The internet revolutionized information sharing, allowing people all over the world to post content and distribute it among networks. But as the internet has grown,surveillance on the web has exploded as well. So one artist is encouraging people to forget the cloud and share information in a totally anonymous way.
In 2010, Berlin-based media artist Aram Bartholl started “Dead Drops,” his participatory file-sharing art project, by cementing a USB drive into a brick wall in New York City.
The term “dead drop” is generally used to describe a method of exchanging information in espionage, where one covert intelligence agent leaves information in a secret location for another spy to pick up. The concept holds true for each of the dead drops in Bartholl’s project, which allows people to anonymously leave files for anyone else to download onto their own devices.

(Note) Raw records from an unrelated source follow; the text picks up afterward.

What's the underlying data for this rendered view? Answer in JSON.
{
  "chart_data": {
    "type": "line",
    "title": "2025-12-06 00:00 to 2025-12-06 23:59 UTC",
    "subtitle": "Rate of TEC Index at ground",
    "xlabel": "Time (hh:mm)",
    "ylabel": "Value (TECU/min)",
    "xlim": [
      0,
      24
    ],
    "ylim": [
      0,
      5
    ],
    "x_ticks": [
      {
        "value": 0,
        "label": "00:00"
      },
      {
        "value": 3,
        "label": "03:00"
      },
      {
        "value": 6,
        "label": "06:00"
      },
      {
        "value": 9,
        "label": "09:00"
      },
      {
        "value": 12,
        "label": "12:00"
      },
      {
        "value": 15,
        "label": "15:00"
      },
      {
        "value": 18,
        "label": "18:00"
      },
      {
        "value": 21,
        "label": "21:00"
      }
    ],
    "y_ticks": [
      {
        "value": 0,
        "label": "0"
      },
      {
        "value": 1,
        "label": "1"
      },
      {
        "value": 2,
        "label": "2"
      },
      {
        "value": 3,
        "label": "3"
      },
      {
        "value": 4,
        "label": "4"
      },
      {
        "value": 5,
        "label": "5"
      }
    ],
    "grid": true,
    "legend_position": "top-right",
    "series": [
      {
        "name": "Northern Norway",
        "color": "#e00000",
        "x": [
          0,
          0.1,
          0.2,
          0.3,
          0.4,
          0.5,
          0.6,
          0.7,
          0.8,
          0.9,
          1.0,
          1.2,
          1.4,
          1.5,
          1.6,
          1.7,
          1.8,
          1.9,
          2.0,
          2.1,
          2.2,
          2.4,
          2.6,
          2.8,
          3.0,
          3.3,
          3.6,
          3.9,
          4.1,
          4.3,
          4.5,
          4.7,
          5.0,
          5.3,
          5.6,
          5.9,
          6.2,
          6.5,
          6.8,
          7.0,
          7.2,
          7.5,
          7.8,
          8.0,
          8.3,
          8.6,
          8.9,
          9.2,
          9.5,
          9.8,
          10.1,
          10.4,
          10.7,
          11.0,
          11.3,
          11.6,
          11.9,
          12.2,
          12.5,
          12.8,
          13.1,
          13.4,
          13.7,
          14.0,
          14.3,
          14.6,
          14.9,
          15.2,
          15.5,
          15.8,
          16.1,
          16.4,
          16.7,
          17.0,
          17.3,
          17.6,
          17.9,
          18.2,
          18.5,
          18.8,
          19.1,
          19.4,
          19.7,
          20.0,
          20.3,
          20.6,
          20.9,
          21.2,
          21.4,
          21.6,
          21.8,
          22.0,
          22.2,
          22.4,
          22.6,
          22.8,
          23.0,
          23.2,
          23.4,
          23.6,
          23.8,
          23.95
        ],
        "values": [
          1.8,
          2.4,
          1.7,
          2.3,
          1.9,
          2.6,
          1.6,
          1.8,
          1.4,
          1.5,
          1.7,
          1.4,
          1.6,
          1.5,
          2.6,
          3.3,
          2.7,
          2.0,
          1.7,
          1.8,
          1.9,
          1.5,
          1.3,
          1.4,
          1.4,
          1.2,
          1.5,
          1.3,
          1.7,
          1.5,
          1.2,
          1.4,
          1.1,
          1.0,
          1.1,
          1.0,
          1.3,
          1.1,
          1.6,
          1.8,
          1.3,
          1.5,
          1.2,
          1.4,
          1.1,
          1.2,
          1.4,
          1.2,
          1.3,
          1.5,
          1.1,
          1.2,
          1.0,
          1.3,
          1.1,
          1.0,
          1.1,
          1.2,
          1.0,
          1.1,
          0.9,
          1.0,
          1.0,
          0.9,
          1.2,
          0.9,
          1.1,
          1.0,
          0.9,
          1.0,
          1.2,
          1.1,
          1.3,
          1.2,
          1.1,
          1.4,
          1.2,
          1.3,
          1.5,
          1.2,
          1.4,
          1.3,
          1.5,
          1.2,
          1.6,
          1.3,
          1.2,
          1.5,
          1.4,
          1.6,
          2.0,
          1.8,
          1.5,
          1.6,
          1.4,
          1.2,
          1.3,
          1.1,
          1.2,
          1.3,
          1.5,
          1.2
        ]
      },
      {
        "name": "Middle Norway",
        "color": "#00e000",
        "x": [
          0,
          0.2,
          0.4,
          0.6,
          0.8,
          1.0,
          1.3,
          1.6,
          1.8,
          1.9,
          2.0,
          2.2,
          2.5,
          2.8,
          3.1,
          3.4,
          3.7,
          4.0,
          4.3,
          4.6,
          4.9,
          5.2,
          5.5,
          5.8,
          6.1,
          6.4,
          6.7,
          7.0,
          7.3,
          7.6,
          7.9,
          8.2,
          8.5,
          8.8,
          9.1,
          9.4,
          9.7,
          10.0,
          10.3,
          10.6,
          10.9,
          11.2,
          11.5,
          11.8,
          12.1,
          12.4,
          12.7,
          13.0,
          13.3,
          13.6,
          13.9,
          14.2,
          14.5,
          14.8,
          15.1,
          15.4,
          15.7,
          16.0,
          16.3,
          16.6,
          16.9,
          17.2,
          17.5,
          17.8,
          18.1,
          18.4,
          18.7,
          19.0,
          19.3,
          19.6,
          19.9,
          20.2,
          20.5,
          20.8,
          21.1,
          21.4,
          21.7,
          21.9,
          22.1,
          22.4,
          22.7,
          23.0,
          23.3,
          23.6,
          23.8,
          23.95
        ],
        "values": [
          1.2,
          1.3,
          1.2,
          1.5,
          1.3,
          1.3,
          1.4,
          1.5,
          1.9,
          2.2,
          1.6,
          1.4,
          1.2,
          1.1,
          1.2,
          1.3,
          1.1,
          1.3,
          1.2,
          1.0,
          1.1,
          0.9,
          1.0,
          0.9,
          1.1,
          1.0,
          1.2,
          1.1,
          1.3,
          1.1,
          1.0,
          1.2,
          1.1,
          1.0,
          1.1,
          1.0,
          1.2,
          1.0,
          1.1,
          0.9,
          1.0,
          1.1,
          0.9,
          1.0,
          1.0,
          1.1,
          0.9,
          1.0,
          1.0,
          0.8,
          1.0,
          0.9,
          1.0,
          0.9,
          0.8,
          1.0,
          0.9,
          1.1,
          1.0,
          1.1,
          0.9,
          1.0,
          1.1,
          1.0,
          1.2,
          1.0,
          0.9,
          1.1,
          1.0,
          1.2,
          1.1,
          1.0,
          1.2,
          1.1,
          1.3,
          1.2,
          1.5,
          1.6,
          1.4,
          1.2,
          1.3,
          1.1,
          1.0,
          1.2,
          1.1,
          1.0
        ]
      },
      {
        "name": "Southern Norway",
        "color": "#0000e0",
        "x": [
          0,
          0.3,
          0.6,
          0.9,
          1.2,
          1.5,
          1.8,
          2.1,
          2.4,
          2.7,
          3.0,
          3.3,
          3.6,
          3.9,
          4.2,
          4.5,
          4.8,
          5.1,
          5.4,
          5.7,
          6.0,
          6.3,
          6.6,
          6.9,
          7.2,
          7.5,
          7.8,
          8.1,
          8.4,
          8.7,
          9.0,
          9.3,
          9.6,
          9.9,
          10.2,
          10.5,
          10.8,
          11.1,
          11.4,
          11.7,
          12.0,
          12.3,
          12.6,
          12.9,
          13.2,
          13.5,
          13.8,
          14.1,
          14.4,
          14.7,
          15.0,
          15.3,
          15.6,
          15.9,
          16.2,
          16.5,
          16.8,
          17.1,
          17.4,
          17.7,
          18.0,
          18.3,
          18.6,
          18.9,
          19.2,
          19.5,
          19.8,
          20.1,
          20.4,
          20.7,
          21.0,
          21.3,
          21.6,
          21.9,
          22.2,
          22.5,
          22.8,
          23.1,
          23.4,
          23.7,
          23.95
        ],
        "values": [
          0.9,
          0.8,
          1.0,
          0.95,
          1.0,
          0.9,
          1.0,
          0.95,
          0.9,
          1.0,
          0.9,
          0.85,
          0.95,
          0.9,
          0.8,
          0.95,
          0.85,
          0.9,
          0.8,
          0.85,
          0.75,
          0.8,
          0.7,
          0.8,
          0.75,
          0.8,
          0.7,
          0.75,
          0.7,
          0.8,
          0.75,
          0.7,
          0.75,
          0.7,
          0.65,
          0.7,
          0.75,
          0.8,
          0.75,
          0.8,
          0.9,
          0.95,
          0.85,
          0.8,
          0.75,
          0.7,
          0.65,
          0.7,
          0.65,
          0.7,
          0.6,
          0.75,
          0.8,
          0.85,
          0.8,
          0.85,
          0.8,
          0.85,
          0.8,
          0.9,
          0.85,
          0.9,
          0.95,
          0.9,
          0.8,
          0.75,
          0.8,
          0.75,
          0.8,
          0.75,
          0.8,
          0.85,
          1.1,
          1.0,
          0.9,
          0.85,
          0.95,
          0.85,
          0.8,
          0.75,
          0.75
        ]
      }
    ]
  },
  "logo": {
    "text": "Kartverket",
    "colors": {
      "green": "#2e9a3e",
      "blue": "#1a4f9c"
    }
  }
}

“’Dead Drops’ is an offline file sharing network,” Bartholl told The Huffington Post. To create his drops, he takes a USB key, cements it into a wall, and then invites anyone and everyone to visit the key with a computer or laptop ― to either access the existing files on the USB or leave files of their own. Bartholl, whose project wasfeatured at New York City’s Museum of Modern Art in 2011, said the increasing surveillance on the web pushed him to start the project.
“I think the internet is at a very critical moment where it’s very centralized to big commercial services, which are very much controlled,” he said, “and then the open part of the internet is kind of getting smaller and smaller.”
The completely unregulated nature of Bartholl’s dead drops has allowed for the proliferation of innocuous media like photos, but has also created a space for darker things as well. According to The Guardian, a German journalist found plans for a bomb, directions for producing crystal meth, and recipes for poison at one of the dead drops in Cologne in 2015.
The project is still growing. Since its inception, citizens all over the world have added to Bartholl’s network of USB devices. Thus far, people have created more than 1,700 dead drops across six continents and exchanged 12,000 GB of data.
“I think the beauty lies in [the idea] that we don’t know what’s on there and then the data that’s on there very much reflects the people who’ve been there before,” he said. “There’s a personal connection appearing when you’re looking at the contents.”
Bartholl said the art project is essentially an “adventure game” that motivates those in the know to hunt for each dead drop location, but it’s also about serving a bigger mission and making truly decentralized information accessible to anyone.
“There’s still an open place where you can leave any information and there’s no control about what you do,” he said.